The trustees of the Social Security trust fund report each year on the current and projected financial status of the program. In recent years, the analyses have not been encouraging, prompting concern among many that Social Security will not be a viable retirement income stream.
While there is good reason for this uncertainty, it is important to understand the full picture before writing off Social Security benefits altogether.
Social Security was never intended to be the sole source of an individual's retirement funding. When originally created in 1935 as part of as President Franklin D. Roosevelt's New Deal, Social Security benefits were designed to be used in combination with a retiree's pensions and other retirement savings.
The basic structure of Social Security, however, is problematic.
Today's workers pay for today's retirees' benefits through Federal Insurance Contributions Act, or FICA, taxes on wages. This payroll tax is a 6.2 percent levy from both the employer and employee.
The primary flaw with this model is that it assumes the current population will continue to exceed the previous one. In the program's early years, that was not an issue. The average worker-to-beneficiary ratio was approximately 41.9 workers per one beneficiary in 1945.
A 2010 analysis found a worker-to-beneficiary ratio of 2.9-to-1. By 2030, it is expected to drop to 2-to-1, falling below the 3-to-1 ratio at which Social Security is considered to be stable.
Dipping into the trust fund
This decline, absent other solutions, will require dipping into the Social Security trust fund to help fully cover future retiree benefits. Based on anticipated withdrawal needs, the trust is projected to "deplete" in 2037, at which point there will only be enough to cover approximately 76 percent of benefit obligations.
Many people misinterpret this to mean that 2037 will be the end of Social Security. Not so. Rather, this is when the trust will need to pay reduced benefits.
Even if the trust fund is completely exhausted, there will still be workers paying into the system.
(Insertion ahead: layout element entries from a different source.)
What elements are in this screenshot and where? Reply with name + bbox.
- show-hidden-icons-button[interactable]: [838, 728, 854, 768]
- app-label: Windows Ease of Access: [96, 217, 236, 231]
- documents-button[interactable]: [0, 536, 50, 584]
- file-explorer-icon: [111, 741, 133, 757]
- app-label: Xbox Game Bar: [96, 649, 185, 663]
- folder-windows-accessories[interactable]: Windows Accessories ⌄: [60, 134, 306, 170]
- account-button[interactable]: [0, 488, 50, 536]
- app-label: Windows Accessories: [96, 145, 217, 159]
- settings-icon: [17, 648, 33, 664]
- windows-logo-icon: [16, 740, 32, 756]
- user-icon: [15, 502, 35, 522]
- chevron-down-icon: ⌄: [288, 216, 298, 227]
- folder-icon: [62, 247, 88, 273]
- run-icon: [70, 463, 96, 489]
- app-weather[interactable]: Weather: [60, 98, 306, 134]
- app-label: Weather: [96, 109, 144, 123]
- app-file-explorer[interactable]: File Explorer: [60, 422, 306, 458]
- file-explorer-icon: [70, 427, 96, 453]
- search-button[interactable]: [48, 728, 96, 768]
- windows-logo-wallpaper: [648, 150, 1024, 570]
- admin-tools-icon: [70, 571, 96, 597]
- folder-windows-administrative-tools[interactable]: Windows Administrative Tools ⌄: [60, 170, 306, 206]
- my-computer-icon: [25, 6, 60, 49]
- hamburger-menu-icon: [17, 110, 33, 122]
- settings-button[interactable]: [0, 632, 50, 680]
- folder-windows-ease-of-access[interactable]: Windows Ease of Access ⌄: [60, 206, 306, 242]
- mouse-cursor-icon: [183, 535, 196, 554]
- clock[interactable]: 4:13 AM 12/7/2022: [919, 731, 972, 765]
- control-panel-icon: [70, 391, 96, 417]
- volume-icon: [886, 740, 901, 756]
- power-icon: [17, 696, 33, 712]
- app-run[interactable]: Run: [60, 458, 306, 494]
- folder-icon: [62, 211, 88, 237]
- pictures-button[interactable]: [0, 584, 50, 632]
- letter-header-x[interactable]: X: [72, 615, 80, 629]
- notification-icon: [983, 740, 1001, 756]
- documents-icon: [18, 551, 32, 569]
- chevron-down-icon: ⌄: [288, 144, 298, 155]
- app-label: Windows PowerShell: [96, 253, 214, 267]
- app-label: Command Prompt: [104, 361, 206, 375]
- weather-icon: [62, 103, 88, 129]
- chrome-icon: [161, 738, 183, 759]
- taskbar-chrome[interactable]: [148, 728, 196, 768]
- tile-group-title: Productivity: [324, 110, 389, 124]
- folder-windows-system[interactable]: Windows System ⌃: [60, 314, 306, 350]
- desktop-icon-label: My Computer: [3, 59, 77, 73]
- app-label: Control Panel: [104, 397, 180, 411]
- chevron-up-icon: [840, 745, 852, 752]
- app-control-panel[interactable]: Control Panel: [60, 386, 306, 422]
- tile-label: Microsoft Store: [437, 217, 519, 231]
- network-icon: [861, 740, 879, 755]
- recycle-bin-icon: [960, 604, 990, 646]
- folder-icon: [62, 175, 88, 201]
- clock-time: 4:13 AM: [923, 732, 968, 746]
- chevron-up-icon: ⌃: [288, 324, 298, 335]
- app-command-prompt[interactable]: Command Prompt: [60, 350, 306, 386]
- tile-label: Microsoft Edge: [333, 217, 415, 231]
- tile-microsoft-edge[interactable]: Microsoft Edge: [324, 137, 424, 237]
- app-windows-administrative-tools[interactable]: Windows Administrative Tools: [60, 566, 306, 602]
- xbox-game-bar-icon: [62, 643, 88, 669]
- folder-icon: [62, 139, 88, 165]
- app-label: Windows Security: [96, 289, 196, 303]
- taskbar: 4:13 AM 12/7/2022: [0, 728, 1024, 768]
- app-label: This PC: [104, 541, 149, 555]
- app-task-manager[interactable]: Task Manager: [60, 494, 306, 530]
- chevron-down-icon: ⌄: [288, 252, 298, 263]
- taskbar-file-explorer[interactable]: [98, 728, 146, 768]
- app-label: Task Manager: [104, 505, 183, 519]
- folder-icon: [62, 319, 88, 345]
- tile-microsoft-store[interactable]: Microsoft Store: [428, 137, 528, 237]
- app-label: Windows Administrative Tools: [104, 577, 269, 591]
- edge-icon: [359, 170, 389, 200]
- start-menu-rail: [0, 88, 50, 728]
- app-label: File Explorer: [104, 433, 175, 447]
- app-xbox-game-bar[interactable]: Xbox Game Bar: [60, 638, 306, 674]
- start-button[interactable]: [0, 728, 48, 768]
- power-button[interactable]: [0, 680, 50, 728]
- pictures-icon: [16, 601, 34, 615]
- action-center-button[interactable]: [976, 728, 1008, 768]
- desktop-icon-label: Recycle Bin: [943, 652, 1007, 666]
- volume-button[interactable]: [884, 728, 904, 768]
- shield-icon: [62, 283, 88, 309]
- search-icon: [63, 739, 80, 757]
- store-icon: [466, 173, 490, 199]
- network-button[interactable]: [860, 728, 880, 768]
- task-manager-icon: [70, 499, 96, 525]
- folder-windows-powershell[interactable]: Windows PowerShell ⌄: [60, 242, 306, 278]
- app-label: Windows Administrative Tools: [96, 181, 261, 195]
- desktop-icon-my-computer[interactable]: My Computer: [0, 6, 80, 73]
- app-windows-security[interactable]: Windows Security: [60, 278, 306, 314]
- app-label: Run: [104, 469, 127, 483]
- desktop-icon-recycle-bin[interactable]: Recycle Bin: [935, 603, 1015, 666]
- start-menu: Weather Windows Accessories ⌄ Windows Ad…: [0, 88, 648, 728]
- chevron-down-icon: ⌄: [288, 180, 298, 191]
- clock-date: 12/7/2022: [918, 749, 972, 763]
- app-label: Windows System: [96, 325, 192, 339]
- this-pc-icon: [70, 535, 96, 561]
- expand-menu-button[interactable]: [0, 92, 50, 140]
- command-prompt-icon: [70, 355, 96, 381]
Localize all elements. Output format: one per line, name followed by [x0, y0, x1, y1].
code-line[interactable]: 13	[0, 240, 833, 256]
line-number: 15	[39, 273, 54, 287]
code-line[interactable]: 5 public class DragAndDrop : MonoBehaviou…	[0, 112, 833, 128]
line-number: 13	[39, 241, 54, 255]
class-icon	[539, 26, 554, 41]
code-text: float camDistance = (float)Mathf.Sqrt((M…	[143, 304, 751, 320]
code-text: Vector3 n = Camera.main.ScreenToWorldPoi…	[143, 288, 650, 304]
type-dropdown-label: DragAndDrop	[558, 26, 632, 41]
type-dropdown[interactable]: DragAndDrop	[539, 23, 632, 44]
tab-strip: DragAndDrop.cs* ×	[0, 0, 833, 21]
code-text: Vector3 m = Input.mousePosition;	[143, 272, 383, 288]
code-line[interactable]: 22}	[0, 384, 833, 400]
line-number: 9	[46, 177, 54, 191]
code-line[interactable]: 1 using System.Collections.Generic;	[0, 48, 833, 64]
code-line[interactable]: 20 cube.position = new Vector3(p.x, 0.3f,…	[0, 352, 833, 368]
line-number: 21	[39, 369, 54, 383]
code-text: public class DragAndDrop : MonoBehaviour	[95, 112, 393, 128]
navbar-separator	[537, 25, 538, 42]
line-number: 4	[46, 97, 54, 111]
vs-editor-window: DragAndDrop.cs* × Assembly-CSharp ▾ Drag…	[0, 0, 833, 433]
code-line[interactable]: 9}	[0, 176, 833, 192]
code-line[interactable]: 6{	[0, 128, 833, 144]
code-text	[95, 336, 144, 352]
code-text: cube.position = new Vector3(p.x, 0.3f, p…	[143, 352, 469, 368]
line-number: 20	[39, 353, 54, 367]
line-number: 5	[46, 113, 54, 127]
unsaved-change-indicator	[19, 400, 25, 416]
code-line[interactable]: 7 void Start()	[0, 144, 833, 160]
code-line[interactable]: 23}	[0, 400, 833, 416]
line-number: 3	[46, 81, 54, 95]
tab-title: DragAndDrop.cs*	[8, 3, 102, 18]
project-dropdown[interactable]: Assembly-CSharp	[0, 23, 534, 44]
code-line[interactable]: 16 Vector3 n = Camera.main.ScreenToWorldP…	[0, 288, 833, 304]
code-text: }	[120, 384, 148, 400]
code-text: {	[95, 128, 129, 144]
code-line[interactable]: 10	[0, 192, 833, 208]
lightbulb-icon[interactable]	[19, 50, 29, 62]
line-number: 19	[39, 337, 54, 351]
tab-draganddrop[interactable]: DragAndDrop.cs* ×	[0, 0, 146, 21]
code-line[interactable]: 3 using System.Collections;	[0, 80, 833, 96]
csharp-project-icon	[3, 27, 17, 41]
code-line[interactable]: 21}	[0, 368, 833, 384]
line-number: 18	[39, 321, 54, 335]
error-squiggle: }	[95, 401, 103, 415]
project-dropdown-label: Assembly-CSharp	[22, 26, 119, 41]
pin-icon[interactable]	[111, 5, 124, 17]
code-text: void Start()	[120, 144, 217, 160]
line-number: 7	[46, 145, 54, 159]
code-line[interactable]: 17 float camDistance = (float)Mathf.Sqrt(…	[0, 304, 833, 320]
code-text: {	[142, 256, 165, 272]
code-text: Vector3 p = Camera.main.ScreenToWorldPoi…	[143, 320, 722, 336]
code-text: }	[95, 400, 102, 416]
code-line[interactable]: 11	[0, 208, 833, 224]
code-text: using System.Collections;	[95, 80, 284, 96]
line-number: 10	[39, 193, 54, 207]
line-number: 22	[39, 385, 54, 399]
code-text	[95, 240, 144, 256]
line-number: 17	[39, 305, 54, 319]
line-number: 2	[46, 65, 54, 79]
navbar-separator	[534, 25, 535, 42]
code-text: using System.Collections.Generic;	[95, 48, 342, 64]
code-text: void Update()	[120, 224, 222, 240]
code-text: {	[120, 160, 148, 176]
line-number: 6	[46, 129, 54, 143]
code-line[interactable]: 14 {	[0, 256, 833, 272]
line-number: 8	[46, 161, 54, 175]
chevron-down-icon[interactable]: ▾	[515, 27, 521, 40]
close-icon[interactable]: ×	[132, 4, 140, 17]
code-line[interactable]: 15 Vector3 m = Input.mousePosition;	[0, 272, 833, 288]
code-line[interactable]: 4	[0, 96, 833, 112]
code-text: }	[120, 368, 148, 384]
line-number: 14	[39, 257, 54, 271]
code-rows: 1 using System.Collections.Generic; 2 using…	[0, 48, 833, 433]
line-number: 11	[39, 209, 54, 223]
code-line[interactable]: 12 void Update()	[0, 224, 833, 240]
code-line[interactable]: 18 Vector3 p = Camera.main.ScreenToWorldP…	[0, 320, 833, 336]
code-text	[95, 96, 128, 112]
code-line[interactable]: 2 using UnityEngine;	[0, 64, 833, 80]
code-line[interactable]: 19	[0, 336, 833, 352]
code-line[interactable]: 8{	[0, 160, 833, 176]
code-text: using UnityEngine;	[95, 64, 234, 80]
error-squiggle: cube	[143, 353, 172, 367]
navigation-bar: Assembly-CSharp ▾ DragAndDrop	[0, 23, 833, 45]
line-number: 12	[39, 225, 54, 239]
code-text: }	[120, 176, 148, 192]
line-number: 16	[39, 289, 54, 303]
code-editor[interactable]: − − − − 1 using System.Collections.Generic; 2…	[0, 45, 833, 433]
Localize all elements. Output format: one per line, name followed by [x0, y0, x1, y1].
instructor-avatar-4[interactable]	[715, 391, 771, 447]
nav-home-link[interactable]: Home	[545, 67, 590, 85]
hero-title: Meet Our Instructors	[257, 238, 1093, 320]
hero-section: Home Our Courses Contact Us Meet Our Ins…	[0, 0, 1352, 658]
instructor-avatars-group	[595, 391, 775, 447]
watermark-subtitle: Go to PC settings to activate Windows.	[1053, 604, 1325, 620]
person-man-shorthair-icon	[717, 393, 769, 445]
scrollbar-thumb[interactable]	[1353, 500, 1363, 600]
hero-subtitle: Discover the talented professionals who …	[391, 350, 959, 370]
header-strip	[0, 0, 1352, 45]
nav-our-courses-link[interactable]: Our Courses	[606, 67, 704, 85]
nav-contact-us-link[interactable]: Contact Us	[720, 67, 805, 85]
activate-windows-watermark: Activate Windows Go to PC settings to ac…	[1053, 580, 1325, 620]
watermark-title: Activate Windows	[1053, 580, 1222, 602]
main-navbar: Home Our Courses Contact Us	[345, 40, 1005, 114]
While those taxes certainly won't be enough to sustain 100 percent of benefit amounts, retirees will still get something.
Possible program adjustments
Congressional discussions have examined several ways to improve Social Security's outlook. Options include raising the amount worker's pay subject to FICA taxes, increasing retirement ages for collecting benefits, or lowering benefit payout amounts.
Some have even advocated eliminating Social Security altogether. I don't foresee that happening.
Instead, I suspect there will be a combination of the aforementioned adjustments, with a high probability of a reduction in the amount of benefits paid to future beneficiaries.
Current retirees are not likely to be affected by Social Security's funding issues or any potential solutions. Millennials and future generations, however, could be particularly impacted, making individual retirement savings even more essential.
Your wealth manager can help to determine appropriate saving strategies to insure your retirement goals are funded regardless of what your Social Security benefits turn out to be.